As we enter into the year 2020, organizations gear up to overcome challenges faced in the past. By setting new resolutions, industry leaders make commitments to improve their cyber security posture. As January begins, enterprises commit to changing systems for growth and intend to continue, but it is often a short-lived practice. According to Forbes, only 25% of people make it 30 days into the new year with their resolutions, and only 8% are successful in turning their resolutions into reality. 

How to Keep Your Business on the Right Track?

With growing phishing attacks, malware reboots and business email compromise (BEC), it is important for enterprises to consider a reliable cyber security testing company to achieve their new year aims. We know it isn’t possible to stick around with a plan when things do not go accordingly. So have you prepared for the worst yet? Enterprises are in dire need of overcoming some bad habits regarding security to achieve business goals and improve cyber security state. 

Changing Bad Security Habits

Firstly, it is important to give up bad habits for a better future. This holds true for best cyber security practices as well. Before listing down new year’s security resolutions, industry leaders need to give up the following bad habits:

  1. Set Strong Passwords – Cybercriminals crack easy-to-create passwords because hackers can easily guess them. According to the U.K’s National Cyber Security Center (NCSC), the most common passwords for last year included words like ‘superman’, ‘qwerty’, ‘123456’, etc. Thus, enterprises should use complex passwords for security.
  2. Free/Public Wi-Fi – Malicious attackers find it simple and convenient to attack networks with spoofing and man-in-the-middle (MITM) attacks when users are connected with free/public Wi-Fi. Companies with crucial data should avoid using them. 

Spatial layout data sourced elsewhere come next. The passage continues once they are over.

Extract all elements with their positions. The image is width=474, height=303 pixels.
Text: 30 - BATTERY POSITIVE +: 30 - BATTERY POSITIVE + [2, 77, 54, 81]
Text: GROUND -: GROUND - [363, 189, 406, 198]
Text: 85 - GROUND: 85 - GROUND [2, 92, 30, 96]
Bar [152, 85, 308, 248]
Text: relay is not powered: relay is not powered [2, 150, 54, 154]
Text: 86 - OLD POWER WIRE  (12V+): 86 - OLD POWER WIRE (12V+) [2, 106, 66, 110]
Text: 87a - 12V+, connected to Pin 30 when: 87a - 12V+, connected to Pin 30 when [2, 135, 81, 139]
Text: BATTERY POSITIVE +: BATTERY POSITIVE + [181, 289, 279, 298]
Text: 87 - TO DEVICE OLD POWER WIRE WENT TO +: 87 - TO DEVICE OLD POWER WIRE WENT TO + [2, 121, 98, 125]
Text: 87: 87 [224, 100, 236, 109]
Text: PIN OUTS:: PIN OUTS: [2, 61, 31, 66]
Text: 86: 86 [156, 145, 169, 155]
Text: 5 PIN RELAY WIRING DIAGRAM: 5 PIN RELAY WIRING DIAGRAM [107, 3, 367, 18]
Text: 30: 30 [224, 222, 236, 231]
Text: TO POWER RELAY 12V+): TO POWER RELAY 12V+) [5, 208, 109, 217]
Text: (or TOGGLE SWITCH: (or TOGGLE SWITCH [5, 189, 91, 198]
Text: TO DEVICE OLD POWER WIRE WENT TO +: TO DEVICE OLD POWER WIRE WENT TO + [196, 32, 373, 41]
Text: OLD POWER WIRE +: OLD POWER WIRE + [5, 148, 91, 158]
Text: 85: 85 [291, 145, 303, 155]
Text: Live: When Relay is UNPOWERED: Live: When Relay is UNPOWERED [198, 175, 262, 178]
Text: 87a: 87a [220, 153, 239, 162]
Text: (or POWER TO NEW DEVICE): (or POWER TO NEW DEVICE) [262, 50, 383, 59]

Set Realistic Enterprise Goals

Do you know why most security resolutions fail? Because they tend to promise instead of planning to deliver. Meanwhile, goals allow individuals and enterprises to measure their success. Here are a few realistic goals that enterprises should set for the future:

  • Test Often:

Enterprises should begin by partnering with a cyber security testing company and creating a regular test schedule to evaluate phishing email campaigns. Testing experts should perform robust penetration testing to find vulnerabilities in places that employees may not expect. 

  • Upgrade Skills:

With the help of AI tools, enterprises can safeguard security blind spots and fill skill gaps by pattern detection to stay ahead of malicious attackers. Simultaneously, they can also encourage IT experts, to work on critical issues. Industry leaders explore AI and ML capabilities to ensure deploying the right cyber security strategy. 

  • Save More:

Each year, enterprises promise to spend on cyber security. They either end-up spending more or stick to ineffective defenses. But with the right approach, industry leaders can set goal-setting solutions to find the root cause. IT experts can begin by layering access security with multi-factor authentication and then deploy identity and access management (IAM) tools that provide control over permissions. This can be helpful for enterprises in the long-run.

As we have stepped into a new year, we toss bad habits and set new goals by identifying critical outcomes, defining key metrics and implementing cyber security testing that covers up for any security vulnerabilities.